After being dealt what seemed to be a crippling blow in the form of an engine failure at New Hampshire Motor Speedway in July, Andy Seuss didn’t know when his next NASCAR Whelen Modified Tour race would be. But last week that question was answered when Seuss received the helping hand he needed to get back on track this Thursday night at Bristol Motor Speedway (TN).
Following last Wednesday’s Budweiser 150 at Thompson Speedway Motorsports Park (CT), the No. 57 team owned by Bryan Dauzat came into position to receive what has been a race-proven engine, owned by one of the most enthusiastic figures in Modified racing.
“It is a Doug Dunleavy motor. It’s actually the same one that Bobby Santos ran the last two races at Stafford and Thompson,” Seuss told Speed51.com. “After Thompson last Wednesday, it came out of the 44 car and made its way down here. They weren’t planning on going to Bristol so they didn’t need it. It’s also the same motor we led laps with at Loudon last year in my car, so it has a history of speed. Hopefully we can make it work at Bristol.”

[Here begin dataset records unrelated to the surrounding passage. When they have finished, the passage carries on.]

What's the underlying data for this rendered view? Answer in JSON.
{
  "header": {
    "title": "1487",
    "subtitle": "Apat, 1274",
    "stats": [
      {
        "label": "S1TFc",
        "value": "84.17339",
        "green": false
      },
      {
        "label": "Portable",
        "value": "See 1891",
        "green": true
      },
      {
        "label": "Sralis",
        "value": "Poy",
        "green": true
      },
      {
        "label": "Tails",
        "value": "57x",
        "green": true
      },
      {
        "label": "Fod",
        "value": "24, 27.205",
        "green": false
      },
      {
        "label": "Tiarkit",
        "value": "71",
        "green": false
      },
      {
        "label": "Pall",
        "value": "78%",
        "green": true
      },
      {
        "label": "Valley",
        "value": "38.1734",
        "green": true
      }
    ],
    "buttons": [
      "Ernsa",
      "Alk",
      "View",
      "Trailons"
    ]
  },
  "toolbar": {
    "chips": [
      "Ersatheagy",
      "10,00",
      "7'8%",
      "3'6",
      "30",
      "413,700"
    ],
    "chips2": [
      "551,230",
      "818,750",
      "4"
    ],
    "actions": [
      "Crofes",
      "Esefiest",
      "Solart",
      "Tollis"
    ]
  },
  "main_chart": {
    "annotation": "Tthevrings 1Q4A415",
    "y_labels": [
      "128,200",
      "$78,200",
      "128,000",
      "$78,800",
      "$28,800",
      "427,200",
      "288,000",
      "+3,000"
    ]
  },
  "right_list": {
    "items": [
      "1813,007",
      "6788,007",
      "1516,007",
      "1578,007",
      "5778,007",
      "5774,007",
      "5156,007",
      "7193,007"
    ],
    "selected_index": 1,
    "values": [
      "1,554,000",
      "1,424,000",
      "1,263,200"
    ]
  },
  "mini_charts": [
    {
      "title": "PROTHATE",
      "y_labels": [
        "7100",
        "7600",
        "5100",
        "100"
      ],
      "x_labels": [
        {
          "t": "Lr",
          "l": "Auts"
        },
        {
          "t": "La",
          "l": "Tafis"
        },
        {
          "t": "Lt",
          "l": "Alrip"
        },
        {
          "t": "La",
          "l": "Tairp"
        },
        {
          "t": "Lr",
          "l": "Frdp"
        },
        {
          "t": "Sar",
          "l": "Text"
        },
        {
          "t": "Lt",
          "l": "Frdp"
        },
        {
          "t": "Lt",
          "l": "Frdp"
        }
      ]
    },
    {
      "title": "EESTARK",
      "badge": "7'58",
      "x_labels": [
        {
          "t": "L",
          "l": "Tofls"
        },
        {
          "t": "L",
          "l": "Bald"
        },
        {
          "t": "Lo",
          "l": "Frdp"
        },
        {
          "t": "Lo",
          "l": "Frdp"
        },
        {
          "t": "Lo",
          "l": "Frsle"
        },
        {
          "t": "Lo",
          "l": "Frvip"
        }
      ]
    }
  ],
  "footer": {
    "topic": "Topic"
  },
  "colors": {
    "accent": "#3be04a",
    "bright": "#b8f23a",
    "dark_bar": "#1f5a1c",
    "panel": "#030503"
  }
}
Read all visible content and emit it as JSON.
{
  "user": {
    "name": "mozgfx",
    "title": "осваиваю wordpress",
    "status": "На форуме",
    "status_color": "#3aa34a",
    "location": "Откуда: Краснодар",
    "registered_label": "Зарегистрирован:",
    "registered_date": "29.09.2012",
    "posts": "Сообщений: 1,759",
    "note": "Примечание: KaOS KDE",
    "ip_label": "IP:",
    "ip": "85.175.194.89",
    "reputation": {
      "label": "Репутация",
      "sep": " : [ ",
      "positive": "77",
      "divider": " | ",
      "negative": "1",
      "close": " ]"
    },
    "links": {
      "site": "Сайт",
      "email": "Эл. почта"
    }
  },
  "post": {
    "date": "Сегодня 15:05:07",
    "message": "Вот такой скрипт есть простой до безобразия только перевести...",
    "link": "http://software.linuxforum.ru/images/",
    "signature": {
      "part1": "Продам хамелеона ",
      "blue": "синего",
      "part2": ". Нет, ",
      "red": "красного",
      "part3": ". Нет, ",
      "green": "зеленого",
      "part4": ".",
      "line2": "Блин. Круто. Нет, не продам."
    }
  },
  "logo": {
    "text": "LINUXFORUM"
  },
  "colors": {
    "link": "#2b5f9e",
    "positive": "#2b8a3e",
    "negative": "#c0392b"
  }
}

Santos recorded a fifth-place finish on August 8 at Thompson with that same engine, five days after it had survived a crash at Stafford Motor Speedway (CT) while Santos was competing at the front of the field.
To say that Seuss is thankful for all the help he’s received these past weeks would be an understatement.
“I’ve got to thank Bryan Dauzat and his O.B. Builders company, not only for giving me an opportunity to drive this car, but when we have issues he provides the parts and the pieces to get back on the race track. Doug Dunleavy, not only for what he does for me, but for all Modified racing. Jimmy and Carlton Berge have always been supporters of my driving, this year they came on board to be a part of the team. All the guys that come out and get us to the race track.”
As for the matter of whether Seuss can win with the engine at Bristol, that is a different and complicated subject.
“There’s a lot of variables going into Bristol this year, between the addition of restrictor plates and a bigger spoiler,” he explained. “It’s a matter of how quick we can get adjusted to the new rules and go from there. You have the traction compound on the inside, which makes it tough for passing, but good close racing. Hope the fans enjoy it. I would expect everybody to be in a tighter pack, kind of like what we see at Loudon. Not really able to get away from each other, bumper-to-bumper type racing.”
While Seuss does like his chances of coming away with his first Bristol trophy, he is grateful just to have the opportunity to once again race at the legendary “Last Great Colosseum.”
“It takes a lot of effort just with changes in the car and different things, guys take days off of work. In reality it really is a huge opportunity to do it. It’s a privilege to get out on that race track. It’s the ultimate racetrack, it’s bad to the bone. You’re 100-percent every lap you’re out there, you can’t let your guard down. It’s very exciting.”